Subtle shifts in energy, bruising, or susceptibility to infections are easy to dismiss, especially with other medical conditions or medications in the picture. Yet persistent patterns may point to problems in how the bone marrow makes red cells, white cells, and platelets. Understanding what these signals mean, and how clinicians investigate them, helps people know when to seek evaluation and how to navigate next steps.

This article is for informational purposes only and should not be considered medical advice. Please consult a qualified healthcare professional for personalized guidance and treatment.

How is MDS diagnosed with blood and bone marrow tests?

Evaluation typically starts with a complete blood count (CBC) and differential to measure red blood cells, white cells, and platelets. In suspected myelodysplastic syndromes (MDS), results may show anemia, low white cells (neutropenia), and/or low platelets (thrombocytopenia). A peripheral smear can reveal cell size and shape changes, and a reticulocyte count helps show whether new red cells are being made. Clinicians also check for reversible causes such as iron, vitamin B12, or folate deficiency; chronic kidney or thyroid disease; alcohol use; and medication effects before concluding that marrow dysfunction is likely.

If concerns persist, diagnosis often requires a bone marrow aspiration and biopsy. These procedures assess cellularity, dysplasia (abnormal cell development), and the percentage of immature cells known as blasts. Cytogenetic testing looks for chromosome changes, and molecular testing evaluates gene mutations that can refine diagnosis and prognosis. Together, these blood and marrow tests clarify whether changes are consistent with MDS and guide the risk level assigned for treatment planning.

What are the differences between MDS and leukemia?

MDS and acute myeloid leukemia (AML) both involve marrow cells, but their behavior differs. MDS features ineffective, dysplastic blood cell production that causes chronically low counts. AML is characterized by a rapid increase in blasts that crowd out normal production. A key practical distinction is blast percentage: higher levels—often around 20% or more in marrow—support AML, whereas lower levels with dysplasia support MDS. Some MDS cases may evolve into AML over time, but many remain stable or progress slowly, so monitoring and management strategies are tailored accordingly.
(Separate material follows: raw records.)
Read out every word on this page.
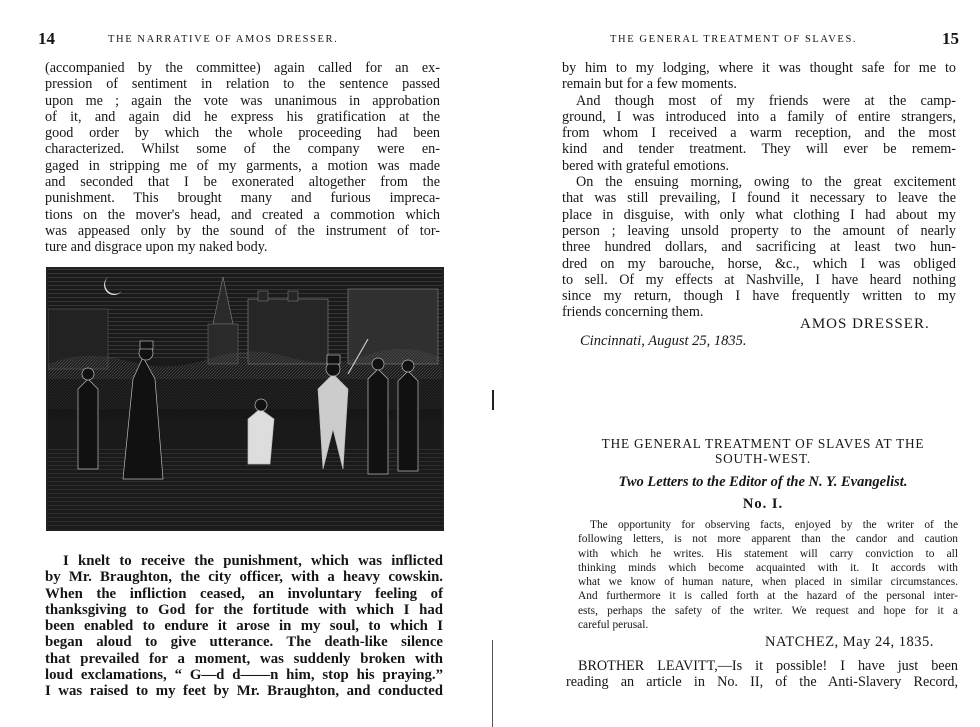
14	THE NARRATIVE OF AMOS DRESSER.
(accompanied by the committee) again called for an ex-
pression of sentiment in relation to the sentence passed
upon me ; again the vote was unanimous in approbation
of it, and again did he express his gratification at the
good order by which the whole proceeding had been
characterized. Whilst some of the company were en-
gaged in stripping me of my garments, a motion was made
and seconded that I be exonerated altogether from the
punishment. This brought many and furious impreca-
tions on the mover's head, and created a commotion which
was appeased only by the sound of the instrument of tor-
ture and disgrace upon my naked body.
I knelt to receive the punishment, which was inflicted
by Mr. Braughton, the city officer, with a heavy cowskin.
When the infliction ceased, an involuntary feeling of
thanksgiving to God for the fortitude with which I had
been enabled to endure it arose in my soul, to which I
began aloud to give utterance. The death-like silence
that prevailed for a moment, was suddenly broken with
loud exclamations, “ G—d d——n him, stop his praying.”
I was raised to my feet by Mr. Braughton, and conducted
THE GENERAL TREATMENT OF SLAVES.	15
by him to my lodging, where it was thought safe for me to
remain but for a few moments.
And though most of my friends were at the camp-
ground, I was introduced into a family of entire strangers,
from whom I received a warm reception, and the most
kind and tender treatment. They will ever be remem-
bered with grateful emotions.
On the ensuing morning, owing to the great excitement
that was still prevailing, I found it necessary to leave the
place in disguise, with only what clothing I had about my
person ; leaving unsold property to the amount of nearly
three hundred dollars, and sacrificing at least two hun-
dred on my barouche, horse, &c., which I was obliged
to sell. Of my effects at Nashville, I have heard nothing
since my return, though I have frequently written to my
friends concerning them.
AMOS DRESSER.
Cincinnati, August 25, 1835.
THE GENERAL TREATMENT OF SLAVES AT THE
SOUTH-WEST.
Two Letters to the Editor of the N. Y. Evangelist.
No. I.
The opportunity for observing facts, enjoyed by the writer of the
following letters, is not more apparent than the candor and caution
with which he writes. His statement will carry conviction to all
thinking minds which become acquainted with it. It accords with
what we know of human nature, when placed in similar circumstances.
And furthermore it is called forth at the hazard of the personal inter-
ests, perhaps the safety of the writer. We request and hope for it a
careful perusal.
NATCHEZ, May 24, 1835.
BROTHER LEAVITT,—Is it possible! I have just been
reading an article in No. II, of the Anti-Slavery Record,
Treatment approaches based on MDS risk level

Risk assessment tools such as IPSS-R or IPSS-M incorporate blood counts, blast percentage, cytogenetics, and mutations to estimate outcomes and shape care. In lower-risk disease, goals prioritize symptom control and improved counts: watchful waiting with regular labs, red blood cell transfusions when needed, erythropoiesis-stimulating agents, iron chelation if transfusions are frequent, and sometimes granulocyte colony-stimulating factor to support white cells. Certain subtypes may benefit from targeted therapies based on specific biological features identified in testing.

Higher-risk disease often calls for disease-modifying treatment. Hypomethylating agents such as azacitidine or decitabine are commonly used to suppress abnormal cell growth and support healthier blood production. For medically eligible individuals, allogeneic stem cell transplant is the only potentially curative option, though it involves significant short- and long-term risks and requires careful evaluation by a transplant team. Clinical trials are relevant across risk levels and may provide access to emerging treatments under close oversight.

Living with chronic anemia and low blood counts

Anemia can make routine tasks tiring. Pacing activities, planning rest breaks, and prioritizing higher-energy times of day can help manage fatigue. When white cells are low, strategies include diligent hand hygiene, promptly reporting fevers, staying up to date with recommended vaccinations, and avoiding close contact with people who are ill. For low platelets, minimizing alcohol, using a soft toothbrush, and discussing blood-thinning medications or over-the-counter pain relievers with a clinician may reduce bleeding risk.

Nutrition and hydration support overall health; however, iron or vitamin supplements should not be started without lab guidance. People who receive repeated transfusions may develop iron overload and need monitoring of ferritin and potential chelation. Light, regular exercise—once cleared by a clinician—can improve endurance and mood. Keeping a record of symptoms, transfusions, and side effects, and bringing it to appointments, helps tailor care and anticipate needs.

Why regular blood work matters in older adults

As people age, mild blood count changes become more common and may stem from chronic conditions, medications, or nutritional issues. Regular blood work helps distinguish temporary fluctuations from persistent abnormalities that merit evaluation. If fatigue, infections, or bruising appear or worsen, a repeat CBC and discussion with a primary care clinician may be appropriate. People with prior chemotherapy or radiation exposure, smoking history, or certain environmental exposures may benefit from closer monitoring. Not all abnormalities signal MDS or leukemia—many are reversible—but tracking trends over time supports timely referrals to hematology when needed.

In summary, paying attention to quiet signals—especially when they persist or progress—can prompt timely evaluation. Thoughtful testing, starting with blood counts and, when needed, bone marrow assessment, can differentiate reversible causes from marrow disorders. With risk-tailored treatment plans and day-to-day strategies that conserve energy and limit infection or bleeding risks, many people can maintain function while their care team monitors changes over time.